The simulate_t2d() function accepts a selection of output variables to be imported into R via argument vars. Depending on the number of mesh points, output intervals, and variables specified in the steering file the required storage capacity in R can be high. Therefore it makes sense to only import variables for immediate analyses.
t2d_obj <- simulate_t2d(t2d_obj, log = "test_run.log", res = "test_results.slf",
vars = "water depth", exec = "telemac2d.py")
Note that the results of a previous simulation run can be imported as well. Besides, we import only some selected timesteps for illustration.
t2d_obj$res <- results(system.file("telemac/basics/results.slf", package = "telemac"),
log = system.file("telemac/basics/test_run.log", package = "telemac"),
vars = "water depth", times = 3600 * c(0,1,4,12,24))
The simulation results are represented as a t2d_res object with header information, the underlying mesh as t2d_tin object, a log of TELEMAC's runtime messages, and the actual data as a tidy data.frame.
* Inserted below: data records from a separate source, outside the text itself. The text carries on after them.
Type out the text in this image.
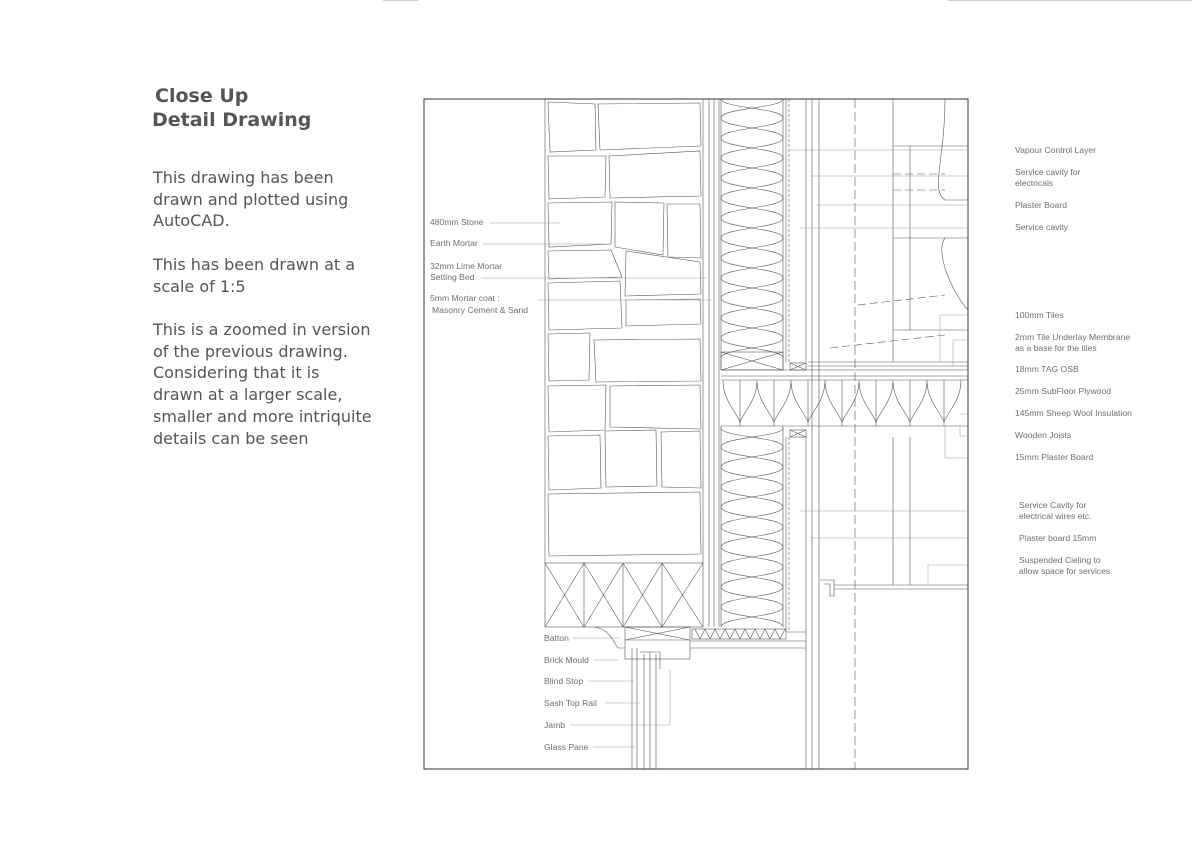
Close Up
Detail Drawing

This drawing has been drawn and plotted using AutoCAD.

This has been drawn at a scale of 1:5

This is a zoomed in version of the previous drawing. Considering that it is drawn at a larger scale, smaller and more intriquite details can be seen

480mm Stone
Earth Mortar
32mm Lime Mortar
Setting Bed
5mm Mortar coat :
Masonry Cement & Sand
Batton
Brick Mould
Blind Stop
Sash Top Rail
Jamb
Glass Pane
Vapour Control Layer
Service cavity for
electricals
Plaster Board
Service cavity
100mm Tiles
2mm Tile Underlay Membrane
as a base for the tiles
18mm TAG OSB
25mm SubFloor Plywood
145mm Sheep Wool Insulation
Wooden Joists
15mm Plaster Board
Service Cavity for
electrical wires etc.
Plaster board 15mm
Suspended Cieling to
allow space for services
For a first investigation it is always good to have a look at the log file. The runtime log is stored in the t2d_res object and is accessible via t2d_obj$res$log (not shown here). Otherwise there is a print method to show some general information.
t2d_obj$res
str(t2d_obj$res)
There is also a function write_results() to write data into a SELAFIN file. This can be used, for instance, to reduce the amount of data or write retrospectively corrected data. Note that in this example we have only imported a few selected timesteps that will now be written into a SELAFIN file.
# change associated file (otherwise the original file would be overwritten)
t2d_obj$res <- results(t2d_obj$res, fname = "t2d_test/results_updated.slf")
t2d_obj$res <- write_results(t2d_obj)
t2d_obj$res
For visual inspection a plot method is available. In the following variable v = "water_depth" at timestep t = 4*3600 is shown. As for the mesh explained above, the values are interpolated to a grid with s = 30 meter resolution to generate a 2d surface plot.
plot(t2d_obj$res, s = 30, v = "water depth", t = 4*3600,
col = c('#eff3ff','#c6dbef','#9ecae1','#6baed6','#3182bd','#08519c'))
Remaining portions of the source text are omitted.